The Court of Appeal decided that the motion judge was "[TRANSLATION] overly stringent" when he "[TRANSLATION] prematurely" held that a ground of defence prevailed against allegations that are supposed to be held as proven at the stage of a motion for authorization to institute a class action.

The court stated:

[TRANSLATION]
[35] First, it is important not to confuse the systems inherent to controlling the lawfulness of State decisions with the system of civil liability. Since article 1376 C.C.Q. was adopted, the rules set forth in the Book on Obligations have applied to the State. If the State wants immunity from the civil liability system, it can claim public law immunity to free itself from its obligations, but the burden will then be on the State to prove that this ground of defence applies to its situation:

[31] [...]The civil law principles of civil liability now apply, as a rule, to wrongful acts by such bodies.  It therefore belongs to the party which intends to rely on the public law in order to avoid or limit the application of the general rules of civil liability to establish, where the need arises, that there are relevant public law principles that prevail over the civil law rules. 17 

[37] The sufficiency of the evidence is only weighed prima facie at the authorization stage; as a general rule, it would be premature to conclude that the immunity defence applies to the State. It is but one ground of defence among many, and the immunity invoked here by respondent cannot be raised as an objection to admissibility at the authorization stage. Unless it is agreed that the action is frivolous on its face or is certain to fail, that the allegations of fact are insufficient, or that the law invoked is "incontrovertibly" ill founded, it would seem unadvisable under the circumstances to determine the absolute value of this ground of defence at such an early stage of the analysis.

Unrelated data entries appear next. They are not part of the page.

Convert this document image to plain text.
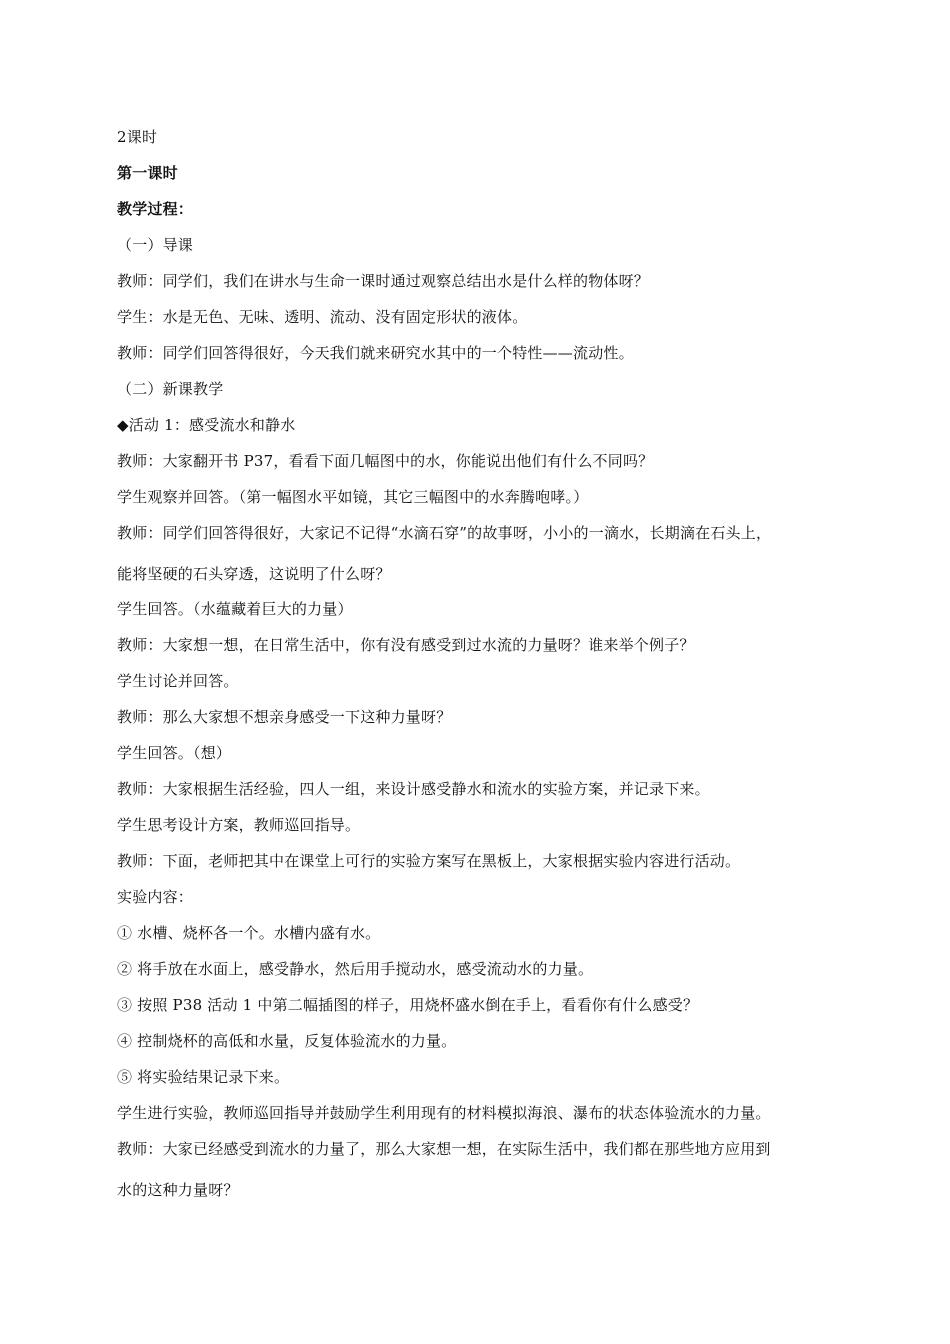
2课时
第一课时
教学过程：
（一）导课
教师：同学们，我们在讲水与生命一课时通过观察总结出水是什么样的物体呀？
学生：水是无色、无味、透明、流动、没有固定形状的液体。
教师：同学们回答得很好，今天我们就来研究水其中的一个特性——流动性。
（二）新课教学
◆活动 1：感受流水和静水
教师：大家翻开书 P37，看看下面几幅图中的水，你能说出他们有什么不同吗？
学生观察并回答。（第一幅图水平如镜，其它三幅图中的水奔腾咆哮。）
教师：同学们回答得很好，大家记不记得“水滴石穿”的故事呀，小小的一滴水，长期滴在石头上，
能将坚硬的石头穿透，这说明了什么呀？
学生回答。（水蕴藏着巨大的力量）
教师：大家想一想，在日常生活中，你有没有感受到过水流的力量呀？谁来举个例子？
学生讨论并回答。
教师：那么大家想不想亲身感受一下这种力量呀？
学生回答。（想）
教师：大家根据生活经验，四人一组，来设计感受静水和流水的实验方案，并记录下来。
学生思考设计方案，教师巡回指导。
教师：下面，老师把其中在课堂上可行的实验方案写在黑板上，大家根据实验内容进行活动。
实验内容：
① 水槽、烧杯各一个。水槽内盛有水。
② 将手放在水面上，感受静水，然后用手搅动水，感受流动水的力量。
③ 按照 P38 活动 1 中第二幅插图的样子，用烧杯盛水倒在手上，看看你有什么感受？
④ 控制烧杯的高低和水量，反复体验流水的力量。
⑤ 将实验结果记录下来。
学生进行实验，教师巡回指导并鼓励学生利用现有的材料模拟海浪、瀑布的状态体验流水的力量。
教师：大家已经感受到流水的力量了，那么大家想一想，在实际生活中，我们都在那些地方应用到
水的这种力量呀？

To conclude, the Court of Appeal believed that the motion judge should first have analyzed the sufficiency of the allegations of neighbourhood annoyances and of fault-based liability in order to properly assess the value of the theory posited in the class action before it retained the argument that the State enjoyed immunity from prosecution.

So what now? The Attorney General could seek leave to appeal the matter before the Supreme Court of Canada, or it could get to the merit of the issue by presenting the argument of State immunity once again.

If the Attorney General does not ask the Supreme Court of Canada to intervene, he would be conceding that the State immunity defence is a question of mixed law and fact, which is the same as saying that this type of ground cannot be successfully raised at the authorization stage of a class action.

Footnotes

1. Carrier v. Québec (Procureur général), 2011 QCCA 1231.

2. 2010 QCCS 2235.

3. Article 976 of the Civil Code of Québec:

Neighbours shall suffer the normal neighbourhood annoyances that are not beyond the limit of tolerance they owe each other, according to the nature or location of their land or local custom.